UPDATED 23:04 EDT / FEBRUARY 18 2016

NEWS

Big Blue touts an easier way to deploy Apache Spark

Big Blue is hoping to smooth the passage for organizations looking to deploy Apache Spark with a new offering aimed at helping them to get the data processing engine up and running as swiftly and as easily as possible.

The company’s new Platform Conductor for Spark was announced yesterday at the IBM PartnerWorld Leadership Conference in Orlando, Florida, alongside a new hybrid offering that fits into its Storwize storage family, the V5000.

A new way to deploy Apache Spark

The new Spark offering is by far the bigger deal. According to IBM, organizations are struggling to mine data that’s being generated at unprecedented rates today. Previously, most organizations relied on Hadoop and MapReduce to collect, crunch and analyze their Big Data, but today data is being generated so fast (2.5 quintillion bytes of data per day, according to IBM) that these older systems can no longer keep up.

That’s why Apache Spark was developed. According to the Apache Software Foundation, Spark can process data 100 times faster than MapReduce, which makes it far more useful for organizations gathering terabytes and petabytes of data every single day. The only problem with Spark is that, just like Hadoop and MapReduce, it isn’t easy for customers to deploy it atop of their existing infrastructure.

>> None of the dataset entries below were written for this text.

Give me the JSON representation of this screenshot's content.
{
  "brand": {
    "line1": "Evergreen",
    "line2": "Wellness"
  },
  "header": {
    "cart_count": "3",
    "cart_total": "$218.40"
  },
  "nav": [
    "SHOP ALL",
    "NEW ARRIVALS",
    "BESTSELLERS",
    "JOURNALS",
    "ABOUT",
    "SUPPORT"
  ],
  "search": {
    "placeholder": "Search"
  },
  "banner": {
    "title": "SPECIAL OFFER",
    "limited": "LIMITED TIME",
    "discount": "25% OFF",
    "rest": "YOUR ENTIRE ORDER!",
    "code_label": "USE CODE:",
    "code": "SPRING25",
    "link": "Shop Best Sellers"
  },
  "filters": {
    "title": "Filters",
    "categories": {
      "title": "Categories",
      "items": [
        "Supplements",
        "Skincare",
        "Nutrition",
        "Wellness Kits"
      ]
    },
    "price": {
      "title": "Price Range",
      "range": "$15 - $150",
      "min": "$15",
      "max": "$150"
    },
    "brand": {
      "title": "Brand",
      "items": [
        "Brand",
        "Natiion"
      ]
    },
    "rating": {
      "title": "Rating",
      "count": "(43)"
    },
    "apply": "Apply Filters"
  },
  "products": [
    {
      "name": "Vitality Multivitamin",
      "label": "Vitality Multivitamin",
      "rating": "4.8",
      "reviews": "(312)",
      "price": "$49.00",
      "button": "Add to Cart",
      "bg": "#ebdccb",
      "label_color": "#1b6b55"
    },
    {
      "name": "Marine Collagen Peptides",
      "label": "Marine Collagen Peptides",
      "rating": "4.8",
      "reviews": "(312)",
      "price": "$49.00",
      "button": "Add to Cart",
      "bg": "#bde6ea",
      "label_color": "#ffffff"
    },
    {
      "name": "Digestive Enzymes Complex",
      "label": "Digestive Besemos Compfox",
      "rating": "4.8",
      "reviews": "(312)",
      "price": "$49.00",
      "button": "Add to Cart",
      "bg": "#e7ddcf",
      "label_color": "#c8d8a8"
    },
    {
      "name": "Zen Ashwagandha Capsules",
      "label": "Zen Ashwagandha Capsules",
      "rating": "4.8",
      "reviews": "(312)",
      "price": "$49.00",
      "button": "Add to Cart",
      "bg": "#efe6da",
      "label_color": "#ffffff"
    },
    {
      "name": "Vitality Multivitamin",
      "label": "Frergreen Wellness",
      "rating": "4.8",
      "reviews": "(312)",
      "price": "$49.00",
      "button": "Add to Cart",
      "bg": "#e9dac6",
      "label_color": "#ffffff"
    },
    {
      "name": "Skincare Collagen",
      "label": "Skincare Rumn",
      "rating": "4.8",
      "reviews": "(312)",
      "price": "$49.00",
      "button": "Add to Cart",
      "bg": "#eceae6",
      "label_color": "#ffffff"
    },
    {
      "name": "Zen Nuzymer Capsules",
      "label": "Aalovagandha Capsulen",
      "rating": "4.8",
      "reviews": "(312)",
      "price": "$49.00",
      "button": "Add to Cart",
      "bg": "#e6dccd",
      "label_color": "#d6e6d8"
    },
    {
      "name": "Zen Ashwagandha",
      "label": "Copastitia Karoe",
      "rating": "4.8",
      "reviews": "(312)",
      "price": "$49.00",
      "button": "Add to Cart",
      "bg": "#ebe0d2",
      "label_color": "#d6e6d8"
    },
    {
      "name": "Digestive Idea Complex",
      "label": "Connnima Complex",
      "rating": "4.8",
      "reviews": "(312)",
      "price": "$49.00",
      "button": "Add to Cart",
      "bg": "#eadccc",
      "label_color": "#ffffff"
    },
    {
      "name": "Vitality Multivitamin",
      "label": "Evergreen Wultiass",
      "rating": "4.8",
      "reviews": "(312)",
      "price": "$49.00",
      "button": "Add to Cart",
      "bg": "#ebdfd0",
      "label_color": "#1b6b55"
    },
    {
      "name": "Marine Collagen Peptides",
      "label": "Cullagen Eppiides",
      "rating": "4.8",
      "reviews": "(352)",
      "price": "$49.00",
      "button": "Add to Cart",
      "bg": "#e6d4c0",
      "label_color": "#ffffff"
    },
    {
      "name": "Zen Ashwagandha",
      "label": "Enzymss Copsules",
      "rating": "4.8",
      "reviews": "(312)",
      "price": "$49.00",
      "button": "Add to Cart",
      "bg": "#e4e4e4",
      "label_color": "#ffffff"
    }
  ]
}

Many companies lack personnel with suitable skills and experience using Spark, and that’s what IBM’s trying to address with today’s release. The IBM Platform Conductor for Spark is targeted at customers in the financial services, life sciences, oil and gas, design automation, and retail industries, and provides an enterprise-grade, multi-tenant solution for quickly deploying Spark.

Big Blue touts a number of benefits when using Platform Conductor for Spark, including faster time-to-results on Big Data analytics due to its multi-tenancy feature that allows jobs to be run on resources that would otherwise be left idle. The product features what IBM calls “high-efficiency resource scheduling technology” to ensure Spark maximizes the potential of whatever infrastructure is in place.

IBM also claims its product helps to simplify deployment and management of Spark jobs.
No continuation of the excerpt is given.